RE: Flink restarts on Checkpoint failure

Posted by Schwalbe Matthias <Ma...@viseca.ch>.

Hi Daniel,

I was not able to follow on … back from vacation now 😊

… just as a wrap up, you found a workable solution:

  *   The checkpoint page shows, that those checkpoints that failed actually ran into the checkpoint timeout (10m) due to backpressure preventing checkpoint mark progress
  *   As suggested, enabling unaligned checkpoints prevents this
  *   However be aware that unaligned checkpoints imply slight changes in semantics (if I remember right this is mentioned with the documentation for unaligned checkpoints)

… as to the data skew or further improvements:

  *   Your data skew does not look too bad, it actually depends on the distribution of your keys and how much entropy they encounter
  *   You probably can better tell about the distribution …
  *   If you actually know the distribution and have a way to predict the likelihood of single keys you could evenly distribute them by means of a custom partitioner (depending on the statistical properties of the key space)
  *   Before going into this I would try to improve the backlog situation (making the bottleneck operator faster, if possible)
  *   Backlog would be expected in backfill phase but after backfill cost you latency

Thias

From: Daniel Vol <vo...@gmail.com>
Sent: Montag, 13. September 2021 14:53
To: Caizhi Weng <ts...@gmail.com>
Cc: Schwalbe Matthias <Ma...@viseca.ch>; user <us...@flink.apache.org>
Subject: Re: Flink restarts on Checkpoint failure

You are right.
I see very big difference - one of subtasks created almost 2M records where some are 0:
[cid:image001.png@01D7A949.9AE95A50]\
[cid:image003.png@01D7A949.9AE95A50]
as they are sorted - last 120! subtasks so nothing...

On Mon, Sep 13, 2021 at 3:43 PM Caizhi Weng <ts...@gmail.com>> wrote:
Hi!

I see execution.checkpointing.unaligned is working for you. This indicates that checkpoints are very likely to be backpressured.
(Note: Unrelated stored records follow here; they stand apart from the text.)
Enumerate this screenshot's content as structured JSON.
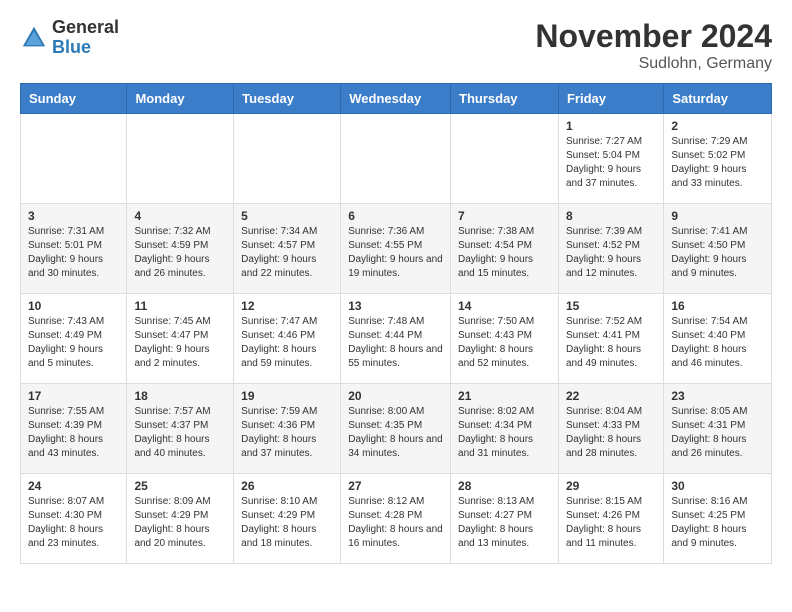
{
  "header": {
    "logo_general": "General",
    "logo_blue": "Blue",
    "month_title": "November 2024",
    "location": "Sudlohn, Germany"
  },
  "days_of_week": [
    "Sunday",
    "Monday",
    "Tuesday",
    "Wednesday",
    "Thursday",
    "Friday",
    "Saturday"
  ],
  "weeks": [
    [
      {
        "day": "",
        "info": ""
      },
      {
        "day": "",
        "info": ""
      },
      {
        "day": "",
        "info": ""
      },
      {
        "day": "",
        "info": ""
      },
      {
        "day": "",
        "info": ""
      },
      {
        "day": "1",
        "info": "Sunrise: 7:27 AM\nSunset: 5:04 PM\nDaylight: 9 hours and 37 minutes."
      },
      {
        "day": "2",
        "info": "Sunrise: 7:29 AM\nSunset: 5:02 PM\nDaylight: 9 hours and 33 minutes."
      }
    ],
    [
      {
        "day": "3",
        "info": "Sunrise: 7:31 AM\nSunset: 5:01 PM\nDaylight: 9 hours and 30 minutes."
      },
      {
        "day": "4",
        "info": "Sunrise: 7:32 AM\nSunset: 4:59 PM\nDaylight: 9 hours and 26 minutes."
      },
      {
        "day": "5",
        "info": "Sunrise: 7:34 AM\nSunset: 4:57 PM\nDaylight: 9 hours and 22 minutes."
      },
      {
        "day": "6",
        "info": "Sunrise: 7:36 AM\nSunset: 4:55 PM\nDaylight: 9 hours and 19 minutes."
      },
      {
        "day": "7",
        "info": "Sunrise: 7:38 AM\nSunset: 4:54 PM\nDaylight: 9 hours and 15 minutes."
      },
      {
        "day": "8",
        "info": "Sunrise: 7:39 AM\nSunset: 4:52 PM\nDaylight: 9 hours and 12 minutes."
      },
      {
        "day": "9",
        "info": "Sunrise: 7:41 AM\nSunset: 4:50 PM\nDaylight: 9 hours and 9 minutes."
      }
    ],
    [
      {
        "day": "10",
        "info": "Sunrise: 7:43 AM\nSunset: 4:49 PM\nDaylight: 9 hours and 5 minutes."
      },
      {
        "day": "11",
        "info": "Sunrise: 7:45 AM\nSunset: 4:47 PM\nDaylight: 9 hours and 2 minutes."
      },
      {
        "day": "12",
        "info": "Sunrise: 7:47 AM\nSunset: 4:46 PM\nDaylight: 8 hours and 59 minutes."
      },
      {
        "day": "13",
        "info": "Sunrise: 7:48 AM\nSunset: 4:44 PM\nDaylight: 8 hours and 55 minutes."
      },
      {
        "day": "14",
        "info": "Sunrise: 7:50 AM\nSunset: 4:43 PM\nDaylight: 8 hours and 52 minutes."
      },
      {
        "day": "15",
        "info": "Sunrise: 7:52 AM\nSunset: 4:41 PM\nDaylight: 8 hours and 49 minutes."
      },
      {
        "day": "16",
        "info": "Sunrise: 7:54 AM\nSunset: 4:40 PM\nDaylight: 8 hours and 46 minutes."
      }
    ],
    [
      {
        "day": "17",
        "info": "Sunrise: 7:55 AM\nSunset: 4:39 PM\nDaylight: 8 hours and 43 minutes."
      },
      {
        "day": "18",
        "info": "Sunrise: 7:57 AM\nSunset: 4:37 PM\nDaylight: 8 hours and 40 minutes."
      },
      {
        "day": "19",
        "info": "Sunrise: 7:59 AM\nSunset: 4:36 PM\nDaylight: 8 hours and 37 minutes."
      },
      {
        "day": "20",
        "info": "Sunrise: 8:00 AM\nSunset: 4:35 PM\nDaylight: 8 hours and 34 minutes."
      },
      {
        "day": "21",
        "info": "Sunrise: 8:02 AM\nSunset: 4:34 PM\nDaylight: 8 hours and 31 minutes."
      },
      {
        "day": "22",
        "info": "Sunrise: 8:04 AM\nSunset: 4:33 PM\nDaylight: 8 hours and 28 minutes."
      },
      {
        "day": "23",
        "info": "Sunrise: 8:05 AM\nSunset: 4:31 PM\nDaylight: 8 hours and 26 minutes."
      }
    ],
    [
      {
        "day": "24",
        "info": "Sunrise: 8:07 AM\nSunset: 4:30 PM\nDaylight: 8 hours and 23 minutes."
      },
      {
        "day": "25",
        "info": "Sunrise: 8:09 AM\nSunset: 4:29 PM\nDaylight: 8 hours and 20 minutes."
      },
      {
        "day": "26",
        "info": "Sunrise: 8:10 AM\nSunset: 4:29 PM\nDaylight: 8 hours and 18 minutes."
      },
      {
        "day": "27",
        "info": "Sunrise: 8:12 AM\nSunset: 4:28 PM\nDaylight: 8 hours and 16 minutes."
      },
      {
        "day": "28",
        "info": "Sunrise: 8:13 AM\nSunset: 4:27 PM\nDaylight: 8 hours and 13 minutes."
      },
      {
        "day": "29",
        "info": "Sunrise: 8:15 AM\nSunset: 4:26 PM\nDaylight: 8 hours and 11 minutes."
      },
      {
        "day": "30",
        "info": "Sunrise: 8:16 AM\nSunset: 4:25 PM\nDaylight: 8 hours and 9 minutes."
      }
    ]
  ]
}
To see if there is really a data skew, you can go into Flink's web UI, click on a node and see the number of records going into and out of a subtask. If there is a subtask which handles much more data than others then there is a data skew.

Daniel Vol <vo...@gmail.com>> 于2021年9月13日周一 下午8:39写道：
Thanks!

Yes, I already found this parameter (execution.checkpointing.tolerable-failed-checkpoints) as well added:

-yD "execution.checkpointing.unaligned=true"\
-yD "execution.checkpointing.max-concurrent-checkpoints=1"\

Since then a process running much better and till now 2.5h and completed 13 checkpoints with no failures.

I will give it a few more hours to run to see the behaviour.

Regarding data skew - it is possible that we have some keys larger than others and get a pretty big skew.

But I don't saw backpressure - though I might miss something.

Daniel.

On Mon, Sep 13, 2021 at 3:23 PM Caizhi Weng <ts...@gmail.com>> wrote:
Hi!

You can set execution.checkpointing.tolerable-failed-checkpoints to tolerate a certain number of checkpoint failures. See [1].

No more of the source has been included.